Ein elektronisches Dokument, das mit einer qualifizierten elektronischen Signatur der verantwortenden Person versehen ist, darf wie folgt übermittelt werden:
|auf einem sicheren Übermittlungsweg oder
|an das für den Empfang elektronischer Dokumente eingerichtete Elektronische Gerichts- und Verwaltungspostfach (EGVP) des Gerichts.

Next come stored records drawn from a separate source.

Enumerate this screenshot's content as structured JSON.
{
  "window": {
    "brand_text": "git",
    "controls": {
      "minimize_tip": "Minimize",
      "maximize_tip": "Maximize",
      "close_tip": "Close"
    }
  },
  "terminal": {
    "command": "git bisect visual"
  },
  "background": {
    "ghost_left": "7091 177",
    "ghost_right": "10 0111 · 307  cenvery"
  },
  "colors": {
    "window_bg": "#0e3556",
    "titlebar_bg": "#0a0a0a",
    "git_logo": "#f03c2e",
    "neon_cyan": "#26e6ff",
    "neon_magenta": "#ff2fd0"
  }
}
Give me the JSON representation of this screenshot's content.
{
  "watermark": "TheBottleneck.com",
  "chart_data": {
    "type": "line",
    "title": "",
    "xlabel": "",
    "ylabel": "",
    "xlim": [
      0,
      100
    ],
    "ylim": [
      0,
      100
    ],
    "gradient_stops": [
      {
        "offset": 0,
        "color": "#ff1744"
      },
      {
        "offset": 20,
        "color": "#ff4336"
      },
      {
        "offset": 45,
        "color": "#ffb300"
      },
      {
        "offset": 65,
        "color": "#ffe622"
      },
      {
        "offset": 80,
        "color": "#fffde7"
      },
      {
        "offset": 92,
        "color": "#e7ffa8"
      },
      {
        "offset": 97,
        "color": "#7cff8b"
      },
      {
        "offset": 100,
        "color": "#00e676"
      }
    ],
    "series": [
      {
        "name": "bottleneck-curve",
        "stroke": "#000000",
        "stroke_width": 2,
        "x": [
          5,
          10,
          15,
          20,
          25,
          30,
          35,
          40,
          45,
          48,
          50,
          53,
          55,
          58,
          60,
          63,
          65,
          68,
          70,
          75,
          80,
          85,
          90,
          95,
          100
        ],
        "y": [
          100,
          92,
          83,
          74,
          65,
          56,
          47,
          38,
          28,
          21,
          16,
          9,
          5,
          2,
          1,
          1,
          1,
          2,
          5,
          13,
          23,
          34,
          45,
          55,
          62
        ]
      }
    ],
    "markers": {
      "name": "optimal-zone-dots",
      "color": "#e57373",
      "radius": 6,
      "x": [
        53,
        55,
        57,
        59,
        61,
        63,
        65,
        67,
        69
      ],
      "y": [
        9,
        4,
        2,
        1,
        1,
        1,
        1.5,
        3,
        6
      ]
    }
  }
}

Wegen der sicheren Übermittlungswege wird auf § 130a Absatz 4 der Zivilprozessordnung verwiesen. Hinsichtlich der weiteren Voraussetzungen zur elektronischen Kommunikation mit den Gerichten wird auf die Verordnung über die technischen Rahmenbedingungen des elektronischen Rechtsverkehrs und über das besondere elektronische Behördenpostfach (Elektronischer-Rechtsverkehr-Verordnung - ERVV) in der jeweils geltenden Fassung sowie auf die Internetseite www.justiz.de verwiesen.